Q: Did you see intelligence is inherited just from mothers?
A: Yeah, nah.
Q: No, seriously. It’s in Stuff. “Recent scientific research suggests that rather than intelligence being genetically inherited from both their parents, it comes from their mother.”
A: I don’t think so.
Q: You’re objecting to their definition of intelligence, aren’t you?
A: Not this time. For today, I’m happy to stipulate to whatever their definition is.
Q: But they have Science! The “intelligence genes originate from the X chromosome” and “Some of these affected genes work only if they come from the mother. If that same gene is inherited from the father, it is deactivated.”
A: That sounds like two different explanations grafted together.
A: Some genes are imprinted so the paternal and maternal copies work differently, but that’s got nothing to do with the X chromosome.
Q: Why not?
A: Because any given cell has only one functioning X chromosome: for men, it comes from your mother, for women, it’s a random choice between the ones from each parent.
Q: Ok. But are all the intelligence genes on the X chromosome?
A: No. In fact, modern studies using hundreds of thousands of genetic variants suggest that genes contributing to intelligence are everywhere on the genome.
Q: But what about the ‘recent research’?
A: What recent research? I don’t see any links
Q: Maybe they’re in the blog post that the story mentions but doesn’t link to. Can you find it?
Q: And the references?
A: Mostly in mice.
Q: But there’s one about a study in Glasgow, Scotland. In nearly 13,000 people.
A: There is, though it’s actually an analysis of the US National Longitudinal Study of Youth. Which, strangely enough, did not recruit from Glasgow, Scotland. And less than half of the 12,686 participants ended up in the analysis.
Q: Whatever. It’s still recent research?
A: Ish. 2006.
Q: And it found mother’s intelligence was the most important predictor of child’s intelligence, though?
A: Yes, of the ones they looked at.
Q: So, more important than father’s intelligence?
A: That wasn’t one of the ones they looked at.
Q: “Wasn’t one of the ones they looked at”
Q: Ok. So is there any reason for saying intelligence genes are on the X chromosome or is it all bollocks?

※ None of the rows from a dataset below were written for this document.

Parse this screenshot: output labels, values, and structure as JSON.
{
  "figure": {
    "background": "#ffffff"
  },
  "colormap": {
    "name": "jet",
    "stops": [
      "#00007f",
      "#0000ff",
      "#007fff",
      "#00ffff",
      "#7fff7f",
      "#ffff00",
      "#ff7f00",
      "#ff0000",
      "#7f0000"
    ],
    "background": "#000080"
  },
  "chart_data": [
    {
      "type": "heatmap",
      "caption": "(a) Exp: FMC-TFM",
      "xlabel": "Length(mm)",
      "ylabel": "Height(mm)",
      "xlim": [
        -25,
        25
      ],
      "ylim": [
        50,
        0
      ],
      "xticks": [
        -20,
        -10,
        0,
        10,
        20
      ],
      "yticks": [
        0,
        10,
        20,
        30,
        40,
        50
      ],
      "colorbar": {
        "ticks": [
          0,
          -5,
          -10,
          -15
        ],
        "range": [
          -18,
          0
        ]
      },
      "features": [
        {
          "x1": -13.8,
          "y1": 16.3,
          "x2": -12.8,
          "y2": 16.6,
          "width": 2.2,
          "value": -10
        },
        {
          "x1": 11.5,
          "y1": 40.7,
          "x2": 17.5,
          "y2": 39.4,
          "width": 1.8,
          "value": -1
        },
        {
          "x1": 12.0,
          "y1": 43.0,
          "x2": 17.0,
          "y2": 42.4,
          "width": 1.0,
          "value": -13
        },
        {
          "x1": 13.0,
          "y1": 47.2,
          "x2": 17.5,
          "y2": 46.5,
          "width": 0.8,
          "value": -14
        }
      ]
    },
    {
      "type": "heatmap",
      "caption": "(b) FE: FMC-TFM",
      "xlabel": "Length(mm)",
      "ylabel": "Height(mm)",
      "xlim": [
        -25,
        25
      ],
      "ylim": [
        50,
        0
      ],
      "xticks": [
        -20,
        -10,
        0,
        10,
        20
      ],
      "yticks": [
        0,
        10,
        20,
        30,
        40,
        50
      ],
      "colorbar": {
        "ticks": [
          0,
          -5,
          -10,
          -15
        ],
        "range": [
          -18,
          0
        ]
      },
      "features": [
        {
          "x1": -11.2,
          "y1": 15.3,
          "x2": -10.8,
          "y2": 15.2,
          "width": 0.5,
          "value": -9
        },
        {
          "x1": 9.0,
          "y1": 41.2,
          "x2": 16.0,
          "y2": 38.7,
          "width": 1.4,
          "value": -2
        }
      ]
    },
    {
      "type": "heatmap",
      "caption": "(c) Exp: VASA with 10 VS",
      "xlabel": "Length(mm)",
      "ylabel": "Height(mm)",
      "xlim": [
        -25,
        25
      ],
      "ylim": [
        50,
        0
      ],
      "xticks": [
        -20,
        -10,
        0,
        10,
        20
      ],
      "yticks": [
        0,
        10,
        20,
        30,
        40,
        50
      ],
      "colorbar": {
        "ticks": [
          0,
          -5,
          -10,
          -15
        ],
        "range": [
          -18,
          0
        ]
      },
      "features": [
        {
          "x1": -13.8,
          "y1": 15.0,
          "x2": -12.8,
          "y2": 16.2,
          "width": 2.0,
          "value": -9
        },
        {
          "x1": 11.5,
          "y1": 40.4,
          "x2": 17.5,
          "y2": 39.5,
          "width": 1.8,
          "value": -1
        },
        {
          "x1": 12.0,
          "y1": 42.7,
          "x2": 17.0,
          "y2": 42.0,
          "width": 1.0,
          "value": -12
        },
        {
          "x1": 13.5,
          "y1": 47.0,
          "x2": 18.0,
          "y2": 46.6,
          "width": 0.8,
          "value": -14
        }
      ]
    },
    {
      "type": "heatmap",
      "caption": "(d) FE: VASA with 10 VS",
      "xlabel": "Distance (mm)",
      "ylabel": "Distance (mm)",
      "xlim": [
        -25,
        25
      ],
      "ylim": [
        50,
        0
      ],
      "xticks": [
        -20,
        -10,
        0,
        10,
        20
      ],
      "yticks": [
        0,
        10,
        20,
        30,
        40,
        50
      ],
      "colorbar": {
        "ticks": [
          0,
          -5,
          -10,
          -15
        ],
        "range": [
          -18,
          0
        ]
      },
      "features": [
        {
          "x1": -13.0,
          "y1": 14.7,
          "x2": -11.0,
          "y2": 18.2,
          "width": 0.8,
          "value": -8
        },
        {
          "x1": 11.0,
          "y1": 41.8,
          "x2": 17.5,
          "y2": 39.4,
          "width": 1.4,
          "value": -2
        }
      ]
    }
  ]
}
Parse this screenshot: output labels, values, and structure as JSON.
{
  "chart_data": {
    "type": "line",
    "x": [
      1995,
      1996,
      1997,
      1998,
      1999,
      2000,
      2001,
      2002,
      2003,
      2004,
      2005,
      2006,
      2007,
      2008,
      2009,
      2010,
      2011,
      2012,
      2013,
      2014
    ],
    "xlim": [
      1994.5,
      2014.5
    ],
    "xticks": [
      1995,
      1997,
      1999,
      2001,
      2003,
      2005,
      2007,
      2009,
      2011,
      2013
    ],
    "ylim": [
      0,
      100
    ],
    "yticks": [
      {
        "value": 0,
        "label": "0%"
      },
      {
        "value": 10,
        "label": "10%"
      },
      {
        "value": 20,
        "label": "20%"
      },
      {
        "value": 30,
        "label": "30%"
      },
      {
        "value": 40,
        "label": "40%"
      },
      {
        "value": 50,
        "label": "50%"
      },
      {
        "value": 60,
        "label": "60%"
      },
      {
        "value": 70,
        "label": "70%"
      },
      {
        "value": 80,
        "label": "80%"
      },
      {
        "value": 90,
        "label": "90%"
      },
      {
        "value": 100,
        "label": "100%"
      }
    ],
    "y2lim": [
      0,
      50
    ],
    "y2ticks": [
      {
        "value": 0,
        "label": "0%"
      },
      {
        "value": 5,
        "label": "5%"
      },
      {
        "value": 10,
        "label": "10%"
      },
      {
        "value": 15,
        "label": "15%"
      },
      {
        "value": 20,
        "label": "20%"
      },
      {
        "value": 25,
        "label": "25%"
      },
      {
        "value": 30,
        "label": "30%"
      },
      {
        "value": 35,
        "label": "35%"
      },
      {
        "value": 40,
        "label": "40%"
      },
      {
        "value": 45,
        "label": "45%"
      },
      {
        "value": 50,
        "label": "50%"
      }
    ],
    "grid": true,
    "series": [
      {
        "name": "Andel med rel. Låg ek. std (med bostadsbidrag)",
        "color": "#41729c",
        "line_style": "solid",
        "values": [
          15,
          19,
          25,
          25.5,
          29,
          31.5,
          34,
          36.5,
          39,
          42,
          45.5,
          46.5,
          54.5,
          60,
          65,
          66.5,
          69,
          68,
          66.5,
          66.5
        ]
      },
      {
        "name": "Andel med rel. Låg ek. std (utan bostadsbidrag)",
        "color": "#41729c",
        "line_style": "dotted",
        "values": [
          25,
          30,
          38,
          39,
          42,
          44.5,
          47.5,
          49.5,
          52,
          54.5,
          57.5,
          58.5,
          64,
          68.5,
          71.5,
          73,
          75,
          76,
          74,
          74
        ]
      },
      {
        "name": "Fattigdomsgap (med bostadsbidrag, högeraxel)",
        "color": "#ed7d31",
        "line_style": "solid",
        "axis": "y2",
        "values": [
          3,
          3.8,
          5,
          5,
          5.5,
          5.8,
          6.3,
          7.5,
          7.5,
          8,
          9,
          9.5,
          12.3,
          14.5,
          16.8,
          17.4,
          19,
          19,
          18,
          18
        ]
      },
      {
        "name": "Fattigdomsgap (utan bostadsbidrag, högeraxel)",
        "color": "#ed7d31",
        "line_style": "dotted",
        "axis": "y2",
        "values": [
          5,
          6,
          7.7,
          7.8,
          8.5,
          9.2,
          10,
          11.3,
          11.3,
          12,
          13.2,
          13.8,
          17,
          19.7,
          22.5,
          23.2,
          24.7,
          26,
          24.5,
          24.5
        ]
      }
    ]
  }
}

A: Especially before modern genomics, it was much easier to find out about the effects of genes on the X chromosome, since breaking them will often cause fairly dramatic disorders in male children.
Q: So it’s not that more intelligence-related genes are on the X chromosome, just that we know more about them?
A: That could easily be the case. And just because a gene affects intelligence when it’s broken doesn’t necessarily mean small variations it in affect normal intelligence.
Q: But wouldn’t be it great if we could show those pretentious ‘genius’ sperm-donor organisations were all useless wankers?
A: On the other hand, we don’t need more reasons to blame mothers for their kids’ health and wellbeing.